Keeping accurate records of each N2O administration can be extremely helpful. For example, if after administration, it is noted that a certain patient does well on 35% N2O, time and N2O can be saved by going to that percentage and not giving more than is necessary. This does not mean that titration is not necessary for each patient each administration time, as the patient's needs and emotional state may vary from day to day; but, in general, one can expect to titrate near the same percentage each administration. In addition, records are invaluable in defense of a possible malpractice threat.
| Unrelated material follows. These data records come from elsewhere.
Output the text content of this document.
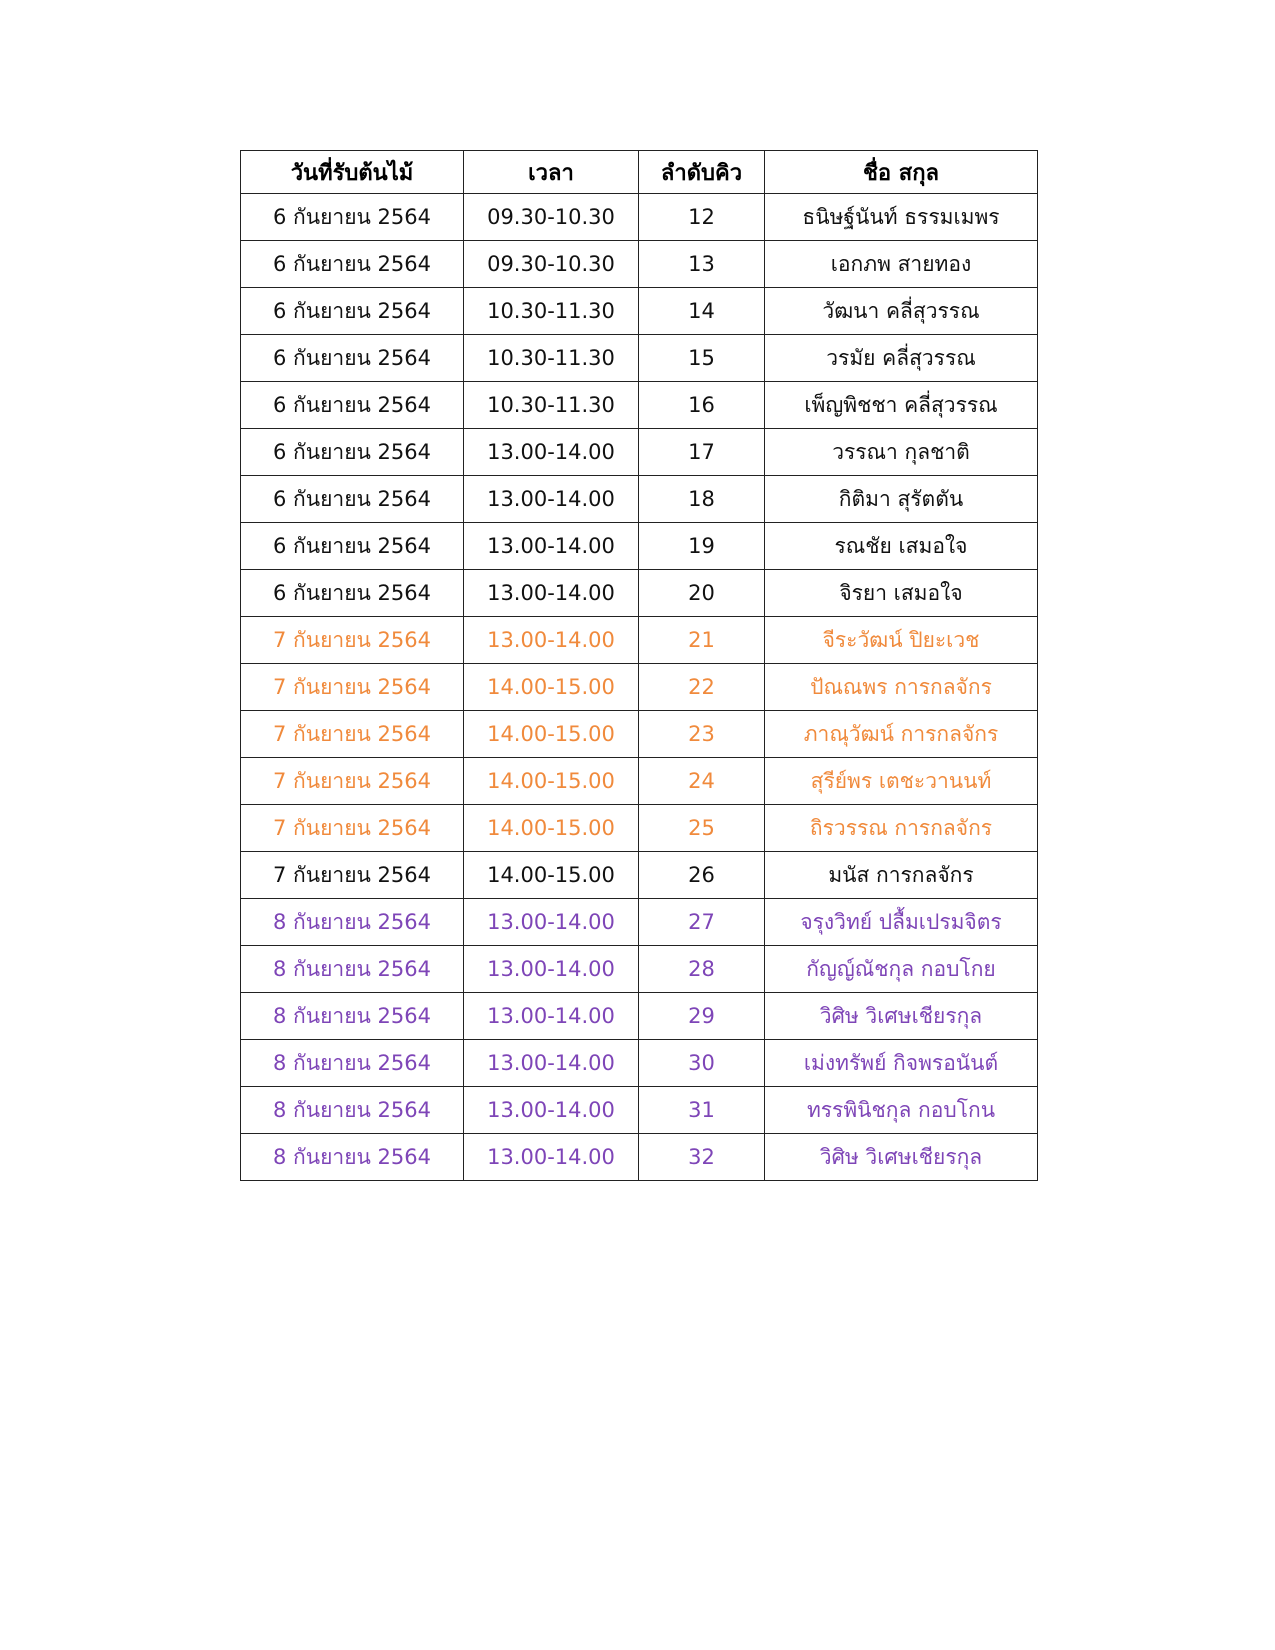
วันที่รับต้นไม้	เวลา	ลำดับคิว	ชื่อ สกุล
6 กันยายน 2564	09.30-10.30	12	ธนิษฐ์นันท์ ธรรมเมพร
6 กันยายน 2564	09.30-10.30	13	เอกภพ สายทอง
6 กันยายน 2564	10.30-11.30	14	วัฒนา คลี่สุวรรณ
6 กันยายน 2564	10.30-11.30	15	วรมัย คลี่สุวรรณ
6 กันยายน 2564	10.30-11.30	16	เพ็ญพิชชา คลี่สุวรรณ
6 กันยายน 2564	13.00-14.00	17	วรรณา กุลชาติ
6 กันยายน 2564	13.00-14.00	18	กิติมา สุรัตตัน
6 กันยายน 2564	13.00-14.00	19	รณชัย เสมอใจ
6 กันยายน 2564	13.00-14.00	20	จิรยา เสมอใจ
7 กันยายน 2564	13.00-14.00	21	จีระวัฒน์ ปิยะเวช
7 กันยายน 2564	14.00-15.00	22	ปัณณพร การกลจักร
7 กันยายน 2564	14.00-15.00	23	ภาณุวัฒน์ การกลจักร
7 กันยายน 2564	14.00-15.00	24	สุรีย์พร เตชะวานนท์
7 กันยายน 2564	14.00-15.00	25	ถิรวรรณ การกลจักร
7 กันยายน 2564	14.00-15.00	26	มนัส การกลจักร
8 กันยายน 2564	13.00-14.00	27	จรุงวิทย์ ปลื้มเปรมจิตร
8 กันยายน 2564	13.00-14.00	28	กัญญ์ณัชกุล กอบโกย
8 กันยายน 2564	13.00-14.00	29	วิศิษ วิเศษเชียรกุล
8 กันยายน 2564	13.00-14.00	30	เม่งทรัพย์ กิจพรอนันต์
8 กันยายน 2564	13.00-14.00	31	ทรรพินิชกุล กอบโกน
8 กันยายน 2564	13.00-14.00	32	วิศิษ วิเศษเชียรกุล
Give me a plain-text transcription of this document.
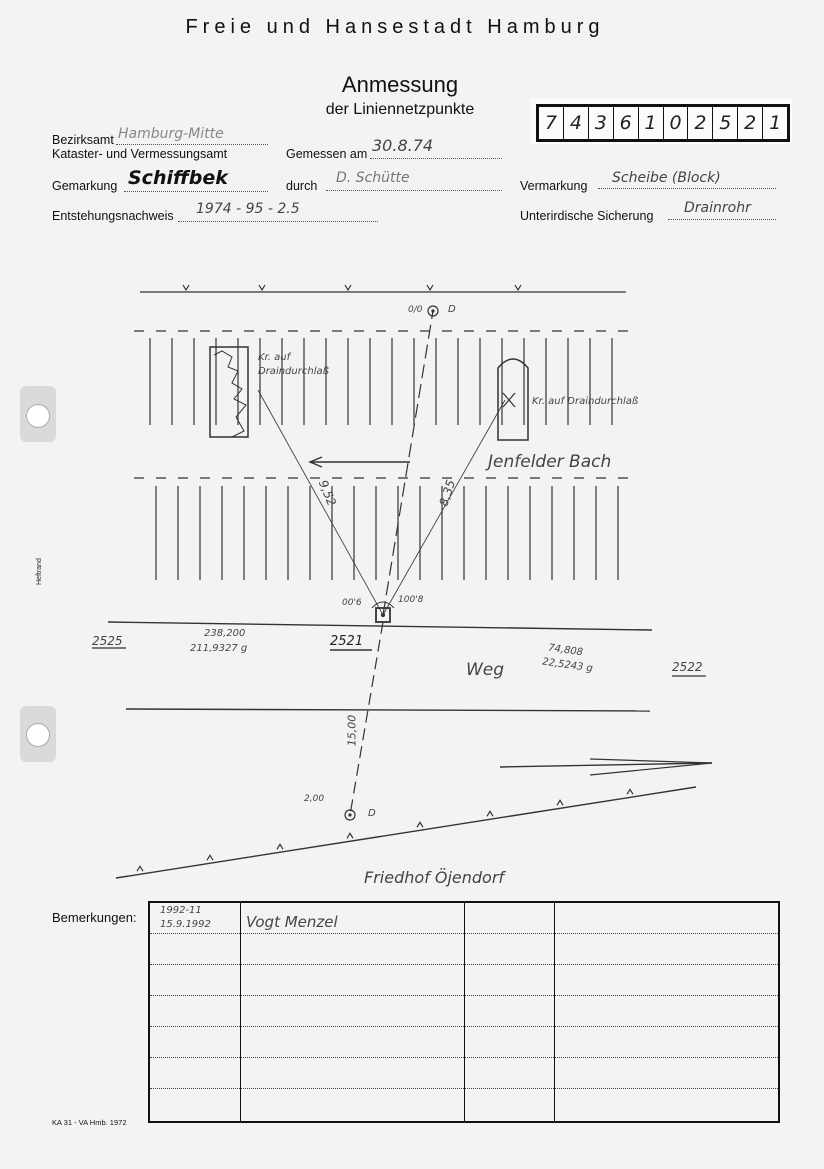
Heftrand
Freie und Hansestadt Hamburg
Anmessung
der Liniennetzpunkte
7 4 3 6 1 0 2 5 2 1
Bezirksamt Hamburg-Mitte
Kataster- und Vermessungsamt	Gemessen am 30.8.74
Gemarkung Schiffbek	durch D. Schütte	Vermarkung Scheibe (Block)
Entstehungsnachweis 1974 - 95 - 2.5	Unterirdische Sicherung Drainrohr
Kr. auf
Draindurchlaß
Kr. auf Draindurchlaß
Jenfelder Bach
9,52	8,35
00'6	100'8
2521
2525
2522
238,200
211,9327 g	74,808
22,5243 g
Weg
15,00
0/0	D
2,00
D
Friedhof Öjendorf
Bemerkungen: 1992-11
15.9.1992 Vogt Menzel
KA 31 - VA Hmb. 1972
Records of the N2O administration are kept as a part of the regular patient's record. The following information should be retained:


Nitrous oxide, like most inhalation anesthetic agents, are capable of depressing protective mechanisms, and thus increasing the incidence of respiratory disease. The rubber or plastic goods, such as the nasal hood, which have come in contact with the patient or the patient's exhaled breath become contaminated and must be disinfected before using again for another patient. Rubber goods are now on the market that are autoclavable; expensive but reuseability and a much improved method for preventing cross contamination makes the expense tolerable. Gas sterilization is also an alternative, but expensive. Chemical disinfection is still a choice, however, concern is surfacing that respiratory irritation following chemical disinfection may be present. It is very important, therefore, that all the equipment is rinsed thoroughly and allowed to dry before reuse.

Simply follow the autoclaving instructions that will be included with the equipment when autoclaving the rubber and scavenging system. According to Yegiela et al4, to chemically disinfect, perform the following: After each use, wash the nasal hood with soap and water to remove gross debris, and soak for 10 minutes in 2% glutaraldehyde. Rinse thoroughly with tap water and allow to dry. Yegiela also suggests weekly sterilizing all tubing, reservoir bags, and nasal hoods by storing them in glutaraldehyde for 10 hours, followed by rinsing in warm tap water for 1 hour.

Disposable nasal masks are available, often given to the patient or saved in the office for their next appointment. This eliminates cross contamination problems, but additional expense must obviously be absorbed somewhere. Nasal mask inserts are also an option from some manufactures. These inserts can be removed from the nasal masks after each patient and autoclaved or disinfected as suggested above.